Jembatan Apung Citarum: Kisah Inspiratif Haji Endang dari Ide Sederhana hingga Omzet Puluhan Juta

Di Karawang, Jawa Barat, sebuah jembatan apung yang melintasi Sungai Citarum menjadi buah bibir. Jembatan yang menghubungkan Desa Anggadita, Kecamatan Klari, dengan Desa Parungmulya, Kecamatan Ciampel ini, bukan hanya sekadar infrastruktur, tetapi juga simbol dari kegigihan dan semangat gotong royong seorang warga bernama Muhammad Endang Juanedi, yang lebih dikenal sebagai Haji Endang.

Kisah jembatan ini bermula pada tahun 2010, ketika Haji Endang menerima permintaan dari seorang tokoh masyarakat Dusun Rumambe yang merasa wilayahnya terisolasi akibat akses yang sulit. Ide awal tercetus untuk membangun penyeberangan sederhana yang terbuat dari kayu. "Dulu ini tempat menyeberang kerbau," kenang Haji Endang. Ia pun berinisiatif mengajukan proposal kerjasama kepada Pemerintah Kabupaten Karawang saat itu. Namun, karena berbagai pertimbangan, termasuk potensi risiko, pemerintah daerah menyarankan Haji Endang untuk menjalankan proyek ini secara mandiri.

Meskipun tidak semua warga langsung mendukung ide tersebut, Haji Endang tetap gigih. Ia menjelaskan rencana pembangunan penyeberangan kepada masyarakat sekitar, termasuk warga Desa Parungmulya. Seiring waktu, dengan dukungan mayoritas tokoh masyarakat, penyeberangan kayu yang menghubungkan kedua desa pun terwujud. Awalnya, Haji Endang tidak berniat untuk mencari keuntungan. Tujuannya murni untuk membantu masyarakat. Namun, seiring berjalannya waktu, biaya perawatan penyeberangan, termasuk perahu, jalan, penerangan, dan upah pekerja, menjadi beban yang cukup besar.

Akhirnya, Haji Endang memutuskan untuk mengenakan tarif Rp 2.000 kepada setiap pengendara yang melintas. Jembatan tersebut menjadi jalur vital bagi ribuan karyawan pabrik dan warga yang setiap hari bepergian antara kedua desa. Pada tahun 2014, jembatan kayu tersebut sempat mengalami insiden karam. Hal ini mendorong Haji Endang dan para pekerja untuk berinovasi dan mencari solusi yang lebih aman dan kokoh. Mereka kemudian mengganti perahu kayu dengan perahu ponton yang terbuat dari besi.

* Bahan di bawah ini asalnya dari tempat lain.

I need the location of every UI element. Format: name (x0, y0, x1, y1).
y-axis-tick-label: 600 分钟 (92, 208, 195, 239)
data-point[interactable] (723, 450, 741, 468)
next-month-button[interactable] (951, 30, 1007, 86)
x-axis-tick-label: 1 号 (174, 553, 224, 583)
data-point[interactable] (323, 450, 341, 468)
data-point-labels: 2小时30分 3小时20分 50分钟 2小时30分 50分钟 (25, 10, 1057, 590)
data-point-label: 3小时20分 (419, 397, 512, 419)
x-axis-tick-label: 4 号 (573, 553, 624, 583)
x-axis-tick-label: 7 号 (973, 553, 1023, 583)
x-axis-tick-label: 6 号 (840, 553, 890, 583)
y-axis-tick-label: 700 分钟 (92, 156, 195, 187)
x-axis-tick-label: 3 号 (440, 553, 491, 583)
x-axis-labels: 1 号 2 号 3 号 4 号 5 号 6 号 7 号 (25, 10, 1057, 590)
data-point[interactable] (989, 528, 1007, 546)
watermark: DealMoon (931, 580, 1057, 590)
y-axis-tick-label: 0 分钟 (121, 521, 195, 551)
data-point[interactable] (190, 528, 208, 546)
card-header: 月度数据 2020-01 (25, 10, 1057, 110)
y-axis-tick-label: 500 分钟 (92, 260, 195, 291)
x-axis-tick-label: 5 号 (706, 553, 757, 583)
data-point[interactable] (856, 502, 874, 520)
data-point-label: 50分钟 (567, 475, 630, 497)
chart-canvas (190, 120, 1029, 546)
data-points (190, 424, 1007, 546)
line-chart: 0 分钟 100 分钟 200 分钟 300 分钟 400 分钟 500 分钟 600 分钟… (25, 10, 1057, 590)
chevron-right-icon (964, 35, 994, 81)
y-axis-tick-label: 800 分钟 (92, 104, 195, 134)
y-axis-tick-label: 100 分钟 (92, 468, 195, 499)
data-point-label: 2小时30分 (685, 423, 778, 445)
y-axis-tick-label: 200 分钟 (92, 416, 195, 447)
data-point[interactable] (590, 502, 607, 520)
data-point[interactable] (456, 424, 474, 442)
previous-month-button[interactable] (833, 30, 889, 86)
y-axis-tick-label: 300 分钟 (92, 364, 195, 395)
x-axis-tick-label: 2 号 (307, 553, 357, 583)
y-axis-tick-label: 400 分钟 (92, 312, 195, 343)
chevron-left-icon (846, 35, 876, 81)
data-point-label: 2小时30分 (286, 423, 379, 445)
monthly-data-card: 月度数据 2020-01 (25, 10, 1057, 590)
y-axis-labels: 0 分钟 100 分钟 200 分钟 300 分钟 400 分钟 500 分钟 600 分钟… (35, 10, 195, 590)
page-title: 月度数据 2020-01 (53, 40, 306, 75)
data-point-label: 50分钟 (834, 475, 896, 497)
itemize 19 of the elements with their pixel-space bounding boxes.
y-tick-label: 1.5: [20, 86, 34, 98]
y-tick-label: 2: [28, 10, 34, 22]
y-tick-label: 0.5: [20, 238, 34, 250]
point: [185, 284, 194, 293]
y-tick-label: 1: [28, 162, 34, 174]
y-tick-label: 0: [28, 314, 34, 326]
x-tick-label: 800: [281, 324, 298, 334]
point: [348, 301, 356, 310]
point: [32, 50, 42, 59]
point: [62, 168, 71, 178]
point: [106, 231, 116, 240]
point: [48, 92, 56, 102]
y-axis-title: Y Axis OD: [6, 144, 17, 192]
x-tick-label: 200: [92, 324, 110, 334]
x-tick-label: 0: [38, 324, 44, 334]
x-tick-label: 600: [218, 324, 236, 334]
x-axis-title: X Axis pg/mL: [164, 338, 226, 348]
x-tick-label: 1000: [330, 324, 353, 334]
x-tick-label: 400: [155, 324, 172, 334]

Menurut Haji Endang, total modal yang dibutuhkan untuk membangun jembatan ponton ini bisa mencapai Rp 5 miliar. Ia mengaku beberapa kali meminjam dana dari bank untuk mewujudkan proyek tersebut. Proses pembangunannya pun dilakukan secara otodidak, dengan mengutamakan faktor keselamatan. Saat ini, jembatan apung Haji Endang dilintasi oleh lebih dari 10.000 pengendara sepeda motor setiap hari. Dengan tarif Rp 2.000 per pengendara, omzet yang diperoleh bisa mencapai Rp 20 juta per hari. Namun, Haji Endang mengungkapkan bahwa biaya operasional harian juga cukup besar, mencapai sekitar Rp 8 juta, yang digunakan untuk perawatan jembatan, penerangan, upah pekerja, dan perbaikan jalan akses.

Terlepas dari polemik perizinan yang sempat muncul, jembatan apung Haji Endang telah memberikan dampak positif bagi masyarakat sekitar. Selain memperpendek jarak tempuh dan mempermudah akses transportasi, jembatan ini juga menjadi sumber penghasilan bagi banyak orang. Kisah Haji Endang ini menjadi inspirasi bahwa dengan semangat gotong royong, kerja keras, dan inovasi, impian sederhana dapat memberikan manfaat yang besar bagi banyak orang.

  • Awal Mula: Permintaan tokoh masyarakat akan akses penyeberangan.
  • Material Awal: Jembatan kayu sederhana.
  • Inovasi: Penggantian material dengan ponton besi setelah insiden.
  • Pendanaan: Pinjaman bank dan pengelolaan mandiri.
  • Dampak: Kemudahan akses dan sumber penghasilan masyarakat.